For this year, my goal was something different:

Port as many solutions as possible to MS-DOS 6.22. They shall be written in C.

This doesn’t mean writing the code on DOS. That’s a bit too much. There were people who went that far – and beyond. Whoa.

– edit 2023-12-28: I just realized that this is precisely the person who I saw last year doing AoC on DOS. That’s the guy who inspired me to do it this year! :-)

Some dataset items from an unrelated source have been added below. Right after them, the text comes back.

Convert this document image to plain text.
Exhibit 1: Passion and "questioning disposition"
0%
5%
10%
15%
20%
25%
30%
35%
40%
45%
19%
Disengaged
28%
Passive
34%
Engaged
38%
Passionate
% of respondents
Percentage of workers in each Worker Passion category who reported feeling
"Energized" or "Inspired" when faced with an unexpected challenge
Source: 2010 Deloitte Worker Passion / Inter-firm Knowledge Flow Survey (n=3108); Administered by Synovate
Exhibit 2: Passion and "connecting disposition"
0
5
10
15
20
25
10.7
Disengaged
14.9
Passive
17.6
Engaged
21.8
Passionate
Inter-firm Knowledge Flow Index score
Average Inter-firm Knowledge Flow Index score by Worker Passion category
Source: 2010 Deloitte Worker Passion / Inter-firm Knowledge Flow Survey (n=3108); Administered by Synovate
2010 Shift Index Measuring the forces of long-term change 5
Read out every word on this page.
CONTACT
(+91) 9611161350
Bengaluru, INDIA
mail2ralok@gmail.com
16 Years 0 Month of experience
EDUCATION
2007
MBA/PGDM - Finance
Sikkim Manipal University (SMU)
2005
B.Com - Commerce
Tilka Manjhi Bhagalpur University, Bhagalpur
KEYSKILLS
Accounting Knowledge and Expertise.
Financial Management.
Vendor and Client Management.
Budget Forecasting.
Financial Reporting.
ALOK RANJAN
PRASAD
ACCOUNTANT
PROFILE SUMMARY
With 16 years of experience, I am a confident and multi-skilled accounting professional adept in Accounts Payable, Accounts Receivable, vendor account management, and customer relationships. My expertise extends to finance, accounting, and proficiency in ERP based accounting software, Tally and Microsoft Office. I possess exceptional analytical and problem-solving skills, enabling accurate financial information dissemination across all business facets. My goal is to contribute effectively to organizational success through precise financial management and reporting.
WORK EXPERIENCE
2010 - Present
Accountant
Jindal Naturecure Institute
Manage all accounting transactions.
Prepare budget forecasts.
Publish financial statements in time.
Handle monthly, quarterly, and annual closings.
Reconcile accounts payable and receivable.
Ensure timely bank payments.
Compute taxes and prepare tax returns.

Instead, I wrote the solutions on my normal Linux box and then compiled them in a DOS VM on the same box. Once it works, I can take the .EXE file and run it on my “museum PC”, that Pentium 133 with 64 MB of RAM which has been mentioned in this blog a couple of times. Although, to be fair, that is a bit of cheating: This machine came with Windows 95 and it’s already way faster than actual DOS machines. When I got this machine, I installed DOS on a second partition and then Windows 3.1, which ran unbelievably fast at the time. But since I have no older hardware, it’s what I’m going to use. (I sure do regret that we gave away our IBM PS/2 Model 30 some 20 years ago. It probably ended up in the bin.)

My build VM runs MS-DOS 6.22. For other weird reasons of nostalgia, I like running the programs on OS/2 Warp 4, that’s why you’ll see it on the photos and videos. And it’s easier to copy the files that way. The box has an ethernet NIC and networking is available on Windows 3.11 and OS/2, but the process is just a little bit smoother on OS/2. (I’m aware of tools like EtherDFS. I didn’t set that up, yet.)

This additional difficulty is balanced by allowing myself to look for help without feeling guilty. Writing the solutions in C and then getting them to run on DOS is probably hard enough. This event is supposed to be fun and not a guaranteed burnout. :-)

Soundtrack for this year’s AoC was definitely CoLD SToRAGE’s wipE'out" OST. Rest assured, I still have my CD from 1995.

You can have a look at my code from this year, but it’s probably not very interesting – see also the toplevel README on why it’s a bit “empty”. It does contain some notes, though, some of them DOS-specific:

git clone https://uninformativ.de/git/advent-of-code.git
cd advent-of-code/2023

Results

My DOS-ified list of stars this year looks like this (D = runs on DOS, * no DOS but still got a star – day 25 never has a second part):

         1111111111222222
1234567890123456789012345
DDDDDDDDDDDDDDDD*DDDDDDD*  Part 1
DDDDDDDDDDDDDDDD*DDDDDD*   Part 2

So, out of the 49 puzzles, all but 4 run on DOS. Not too bad!

Day 17: A path finding problem and I did not have enough memory. Not even Jukka Jylänki on his C64 managed to solve the puzzle without memory extension.
Part 2 of day 24: This was a bit tricky, because I solved this using Python and Z3. I see no way of porting this to DOS. (Here are some ideas on how to solve it without something like Z3.)
Day 25: I originally solved this by plotting the graph in Graphviz’s neato, which almost immediately revealed the solution. Funny enough, this got me to rank 116, so I almost made it to the global leaderboard after all. Oh, well. Afterwards, I implemented Karger’s algorithm in C – but it’s very inefficient and slow, even on Linux, and runs out of memory on DOS. (I’m lacking some important data structures in my little library. This slows down other days as well.)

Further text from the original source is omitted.